CHP Elazığ Milletvekili Gürsel Erol, Elazığ Yıldızbağları ve Kırklar Mahallesi Cemevleri'ndeki Aşura etkinliğinde birlik ve beraberlik vurgusu yaptı. Erol, “Hz. Hüseyin katledilmiştir. Ama İslam aleminde mutlaka her evde bir Hüseyin vardır. Ama güç uğruna Hz. Muhammed’in torununu katleden, Ehli Beyt'i katleden ne Muaviye’nin ne de Yezid’in ismi İslam aleminde yoktur” dedi.

Gürsel Erol, Elazığ Yıldızbağları ve Kırklar Mahallesi Cemevleri'nde bugün yapılan Aşura etkinliğinde konuştu. Hz. Hüseyin’in katledildiği günün Matem Günü olarak anıldığına dikkat çeken Erol, şöyle konuştu:

“BUGÜN BİZİM İÇİN ANLAMLI BİR GÜNDÜR”

“Bugün matem günü. Hepimizin bildiği gibi Hz. Hüseyin adaleti isterken, hukuku isterken, insan hak ve özgürlüğünü isterken, insanlık onuruna sahip çıkarken Muaviye’nin oğlu Yezid tarafından katledilmiştir. Anadolu topraklarında ve İslam anlayışında öyle insan gönlünü hoş eden bir davranış var ki, bunu görmezden gelmek, bunu görmemek de mümkün değil. Nedir bu? Hz. Hüseyin katledilmiştir. Ama İslam aleminde mutlaka her evde bir Hüseyin vardır. Ama güç uğruna Hz. Muhammed’in torununu katleden, Ehli Beyt'i katleden ne Muaviye’nin ne de Yezid’in ismi İslam aleminde yoktur. Onlar gücü yönetmiştir, ama insanlık onuruna sahip olamamıştır. Onun içindir ki bugün bizim için anlamlı bir gündür.
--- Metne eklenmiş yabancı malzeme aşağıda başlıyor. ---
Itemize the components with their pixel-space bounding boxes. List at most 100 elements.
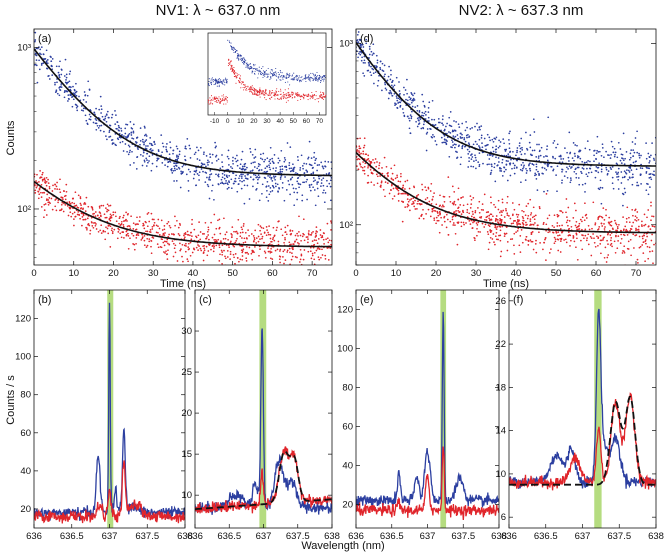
inset-point	[271, 72, 273, 75]
data-point	[529, 239, 532, 241]
data-point	[172, 149, 175, 152]
x-tick-label: 636.5	[60, 531, 84, 542]
data-point	[323, 243, 325, 245]
inset-point	[218, 86, 220, 88]
data-point	[221, 161, 223, 163]
y-tick-label: 20	[181, 408, 192, 419]
data-point	[509, 130, 511, 133]
inset-point	[242, 61, 244, 63]
data-point	[529, 220, 532, 222]
data-point	[236, 190, 239, 193]
inset-point	[212, 79, 215, 81]
data-point	[227, 168, 230, 171]
data-point	[165, 250, 167, 253]
data-point	[141, 233, 144, 236]
data-point	[206, 183, 209, 186]
data-point	[43, 191, 45, 194]
inset-tick-label: 10	[237, 118, 245, 125]
data-point	[406, 198, 409, 200]
inset-point	[259, 70, 261, 72]
data-point	[290, 258, 293, 261]
data-point	[647, 257, 650, 260]
data-point	[579, 150, 581, 153]
data-point	[316, 183, 318, 185]
inset-point	[230, 64, 232, 66]
data-point	[506, 241, 509, 243]
data-point	[607, 221, 610, 224]
data-point	[79, 217, 81, 220]
data-point	[251, 169, 254, 172]
inset-point	[289, 74, 291, 77]
data-point	[597, 236, 600, 239]
data-point	[368, 64, 371, 67]
inset-point	[208, 100, 210, 102]
data-point	[55, 209, 58, 212]
data-point	[195, 235, 197, 238]
data-point	[367, 181, 370, 184]
inset-point	[255, 68, 257, 70]
data-point	[312, 230, 314, 233]
data-point	[395, 76, 398, 79]
data-point	[499, 217, 501, 220]
data-point	[235, 160, 238, 163]
data-point	[109, 204, 112, 207]
data-point	[454, 224, 456, 226]
inset-point	[240, 60, 242, 62]
data-point	[214, 141, 216, 144]
data-point	[453, 120, 455, 122]
data-point	[597, 216, 600, 218]
data-point	[310, 183, 313, 186]
data-point	[616, 173, 619, 175]
data-point	[268, 164, 270, 167]
data-point	[321, 248, 323, 251]
inset-point	[309, 98, 311, 100]
data-point	[494, 235, 497, 238]
data-point	[457, 198, 460, 201]
data-point	[425, 213, 427, 215]
data-point	[296, 232, 298, 235]
data-point	[556, 213, 559, 216]
data-point	[390, 184, 393, 187]
data-point	[176, 219, 178, 222]
data-point	[179, 186, 182, 189]
data-point	[252, 268, 254, 270]
data-point	[267, 175, 269, 177]
inset-point	[266, 76, 268, 79]
data-point	[102, 230, 105, 233]
data-point	[279, 165, 282, 168]
data-point	[427, 107, 430, 109]
data-point	[429, 190, 432, 192]
data-point	[184, 250, 187, 253]
inset-point	[236, 76, 238, 78]
inset-point	[254, 88, 256, 90]
data-point	[431, 210, 434, 213]
data-point	[118, 222, 120, 225]
data-point	[127, 153, 130, 156]
data-point	[464, 140, 467, 143]
data-point	[167, 235, 170, 238]
data-point	[272, 175, 275, 177]
data-point	[231, 226, 234, 228]
data-point	[453, 191, 456, 193]
inset-point	[239, 75, 242, 77]
inset-point	[310, 96, 312, 98]
data-point	[289, 266, 291, 268]
inset-point	[269, 90, 271, 92]
data-point	[139, 216, 141, 218]
data-point	[320, 182, 323, 184]
data-point	[259, 238, 261, 240]
data-point	[421, 188, 424, 191]
data-point	[617, 188, 620, 190]
data-point	[412, 200, 414, 203]
data-point	[600, 222, 603, 225]
data-point	[36, 185, 39, 187]
data-point	[557, 249, 560, 252]
data-point	[269, 251, 272, 254]
inset-point	[224, 78, 226, 81]
data-point	[462, 204, 465, 207]
data-point	[190, 231, 192, 234]
data-point	[470, 219, 473, 222]
plot-area	[34, 290, 185, 528]
data-point	[494, 148, 497, 151]
data-point	[173, 167, 176, 170]
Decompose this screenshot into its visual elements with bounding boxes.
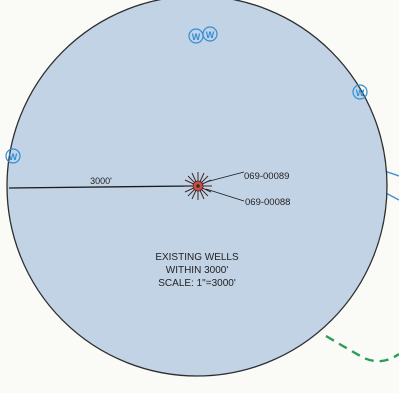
svg-text:W: W: [206, 30, 215, 40]
svg-text:W: W: [9, 152, 18, 162]
well-symbol-icon: W: [5, 148, 21, 164]
note-line-2: WITHIN 3000': [166, 265, 229, 276]
note-line-3: SCALE: 1"=3000': [158, 278, 236, 289]
note-line-1: EXISTING WELLS: [155, 252, 239, 263]
green-dashed-boundary: [325, 334, 399, 363]
radius-line: [8, 185, 193, 189]
leader-line-1: [205, 171, 245, 183]
leader-line-2: [205, 188, 245, 202]
svg-text:W: W: [192, 32, 201, 42]
well-label-069-00089: 069-00089: [244, 171, 289, 182]
well-label-069-00088: 069-00088: [245, 197, 290, 208]
center-well-marker-icon: [184, 172, 212, 200]
svg-text:W: W: [356, 88, 365, 98]
well-symbol-icon: W: [202, 26, 218, 42]
well-symbol-icon: W: [352, 84, 368, 100]
radius-label: 3000': [90, 176, 112, 186]
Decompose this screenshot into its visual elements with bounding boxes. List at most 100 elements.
“BU ÜLKEDE BİR DAHA 28 ŞUBATLAR, ÇORUMLAR, MARAŞLAR, SİVAS KATLİAMI YAŞANMASIN”

Aslında bugün, insanlığın kazananlara değil, insanların gönlüne girenlere ne derece değer verildiğinin en anlamlı günlerinden birisidir. Ben bu toplumun bir parçasıyım. Herkes kendi inancını, değerini, kendi onuru ve şerefi olarak görmeli ve bu ülke bir daha 28 Şubatlar gibi zihniyetle asla karşılaşmamalı. Ne siyaset kurumu ne de devleti yönetenler, asla ve asla insanların inançlarıyla, insanların değerleriyle, insanların giyimiyle kuşamıyla, kılık kıyafetiyle uğraşmamalıdır. Siyasetçilerin ve devletin görevi, bütün inançlara eşit mesafede saygı göstererek, insanlarımızın tüm değerlerine saygı gösterirken de onların o değerleri yaşamasına özgürlükler içerisinde katkı vermektir. Onun için diyorum ki ne bundan sonra ülkede 28 Şubatlar yaşansın ne bu ülkede Çorumlar yaşansın ne Maraşlar yaşansın ne de Sivas'ta yakılan Madımak Oteli gibi insan vahşeti yaşanan olaylar yaşansın. Hepimiz barış içinde, hepimiz kardeşlik duygusuyla bu ülkenin bir gerçeğiyiz. Ve Alevi toplumunun Türkiye'de, Anadolu’da, Anadolu topraklarında bir özelliği daha vardır. Türkiye'nin neresinde, hangi dağın köşesinde, en ücra köyde bir eve girerseniz girin, kapıdan içeriye girdiğiniz zaman sizi iki tane resim karşılar. Biri inançsal değerlerimizden dolayı evim bir köşesinde Hz. Ali’nin resmi vardır, diğeri köşesinde de Cumhuriyete ve devlete olan bağlılığımızdan dolayı Mustafa Kemal Atatürk'ün resmi vardır. İşte bizim değerlerimiz budur. Bu devlet hepimizin, bu Cumhuriyet hepimizin, bu vatan hepimizin, bu bayrak hepimizin. Kimse kimseden üstün değil, kimse kimseden ayrıcalıklı değil. Hepimiz Türkiye Cumhuriyeti'nin yurttaşıyız.”